Slot Filling as a Reasoning Task for SpeechLLMs
This addresses slot-filling accuracy in speech processing, though it appears incremental in adapting existing reasoning methods to speechLLMs.
The authors tackled slot-filling in speech large language models by integrating reasoning through a chain-of-thought framework, showing performance improvements with intermediate steps but finding that reasoning LLMs from math/logic domains underperform as foundation models.

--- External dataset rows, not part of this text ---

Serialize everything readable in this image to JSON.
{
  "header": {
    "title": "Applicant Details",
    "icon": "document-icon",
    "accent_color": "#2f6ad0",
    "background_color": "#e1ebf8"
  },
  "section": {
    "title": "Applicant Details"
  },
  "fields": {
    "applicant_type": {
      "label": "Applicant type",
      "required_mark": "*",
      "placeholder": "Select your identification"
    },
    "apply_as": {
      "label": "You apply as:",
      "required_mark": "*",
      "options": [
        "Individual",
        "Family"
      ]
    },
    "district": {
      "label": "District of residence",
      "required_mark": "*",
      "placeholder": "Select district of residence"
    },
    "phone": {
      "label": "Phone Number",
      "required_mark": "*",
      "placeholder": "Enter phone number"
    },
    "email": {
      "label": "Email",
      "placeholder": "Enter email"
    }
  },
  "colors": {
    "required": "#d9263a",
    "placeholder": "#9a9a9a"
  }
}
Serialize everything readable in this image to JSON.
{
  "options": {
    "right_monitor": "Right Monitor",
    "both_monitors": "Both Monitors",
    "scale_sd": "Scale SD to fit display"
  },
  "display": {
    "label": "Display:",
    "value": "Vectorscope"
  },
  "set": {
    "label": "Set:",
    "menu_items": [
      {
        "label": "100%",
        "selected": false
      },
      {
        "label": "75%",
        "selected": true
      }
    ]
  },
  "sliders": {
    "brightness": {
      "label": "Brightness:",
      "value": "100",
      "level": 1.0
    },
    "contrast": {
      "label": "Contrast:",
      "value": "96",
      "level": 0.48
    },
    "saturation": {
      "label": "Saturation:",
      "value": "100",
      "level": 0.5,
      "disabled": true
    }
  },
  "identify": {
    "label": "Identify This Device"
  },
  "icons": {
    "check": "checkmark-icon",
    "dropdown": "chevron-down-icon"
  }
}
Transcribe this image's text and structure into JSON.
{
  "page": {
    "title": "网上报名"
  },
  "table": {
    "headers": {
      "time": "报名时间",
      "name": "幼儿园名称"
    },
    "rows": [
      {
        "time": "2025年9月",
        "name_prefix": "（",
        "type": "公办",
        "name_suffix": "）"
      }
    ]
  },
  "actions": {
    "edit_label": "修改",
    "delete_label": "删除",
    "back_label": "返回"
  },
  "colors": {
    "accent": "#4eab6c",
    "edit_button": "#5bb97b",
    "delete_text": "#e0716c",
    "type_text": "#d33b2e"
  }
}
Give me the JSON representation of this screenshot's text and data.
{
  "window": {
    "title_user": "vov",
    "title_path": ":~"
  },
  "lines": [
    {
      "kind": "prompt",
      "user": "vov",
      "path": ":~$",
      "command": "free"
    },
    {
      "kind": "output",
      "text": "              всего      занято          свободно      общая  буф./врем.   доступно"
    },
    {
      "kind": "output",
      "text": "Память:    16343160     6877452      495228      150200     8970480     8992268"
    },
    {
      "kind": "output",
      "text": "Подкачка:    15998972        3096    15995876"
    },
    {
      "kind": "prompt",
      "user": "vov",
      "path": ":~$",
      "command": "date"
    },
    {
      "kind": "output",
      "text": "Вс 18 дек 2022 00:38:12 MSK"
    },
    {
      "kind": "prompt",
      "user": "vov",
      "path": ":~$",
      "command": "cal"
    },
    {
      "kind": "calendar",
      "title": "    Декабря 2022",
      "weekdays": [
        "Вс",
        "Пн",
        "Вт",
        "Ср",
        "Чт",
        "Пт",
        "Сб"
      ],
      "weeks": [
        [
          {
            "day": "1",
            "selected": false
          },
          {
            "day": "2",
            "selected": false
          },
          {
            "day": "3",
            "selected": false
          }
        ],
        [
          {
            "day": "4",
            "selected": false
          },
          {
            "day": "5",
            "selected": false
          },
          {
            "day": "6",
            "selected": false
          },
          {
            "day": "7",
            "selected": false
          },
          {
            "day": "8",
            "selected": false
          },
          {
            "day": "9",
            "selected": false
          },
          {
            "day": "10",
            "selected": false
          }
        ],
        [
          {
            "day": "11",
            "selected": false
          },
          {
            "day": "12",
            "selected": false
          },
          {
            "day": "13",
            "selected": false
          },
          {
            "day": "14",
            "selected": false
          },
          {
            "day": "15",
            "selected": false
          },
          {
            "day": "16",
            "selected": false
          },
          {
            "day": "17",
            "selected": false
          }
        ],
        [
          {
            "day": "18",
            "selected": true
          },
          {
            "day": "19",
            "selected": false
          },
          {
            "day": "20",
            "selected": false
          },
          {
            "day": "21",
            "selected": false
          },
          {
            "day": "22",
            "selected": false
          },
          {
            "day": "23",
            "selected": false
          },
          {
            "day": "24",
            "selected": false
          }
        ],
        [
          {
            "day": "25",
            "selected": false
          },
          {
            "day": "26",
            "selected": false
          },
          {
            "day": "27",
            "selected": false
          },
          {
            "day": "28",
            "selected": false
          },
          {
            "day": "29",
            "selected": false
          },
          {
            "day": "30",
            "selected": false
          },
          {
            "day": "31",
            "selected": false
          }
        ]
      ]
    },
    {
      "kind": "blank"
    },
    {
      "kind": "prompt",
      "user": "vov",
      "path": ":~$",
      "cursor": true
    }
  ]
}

We propose integration of reasoning into speech large language models (speechLLMs) for the end-to-end slot-filling task. Inspired by the recent development of reasoning LLMs, we use a chain-of-thought framework to decompose the slot-filling task into multiple reasoning steps, create a reasoning dataset and apply the supervised fine-tuning strategy to a speechLLM. We distinguish between regular and reasoning speechLLMs and experiment with different types and sizes of LLMs as their text foundation models. We demonstrate performance improvements by introducing reasoning (intermediate) steps. However, we show that a reasoning textual LLM developed mainly for math, logic and coding domains might be inferior as a foundation model for a reasoning speechLLM. We further show that hybrid speechLLMs, built on a hybrid text foundation LLM and fine-tuned to preserve both direct and reasoning modes of operation, have better performance than those fine-tuned employing only one mode of operation.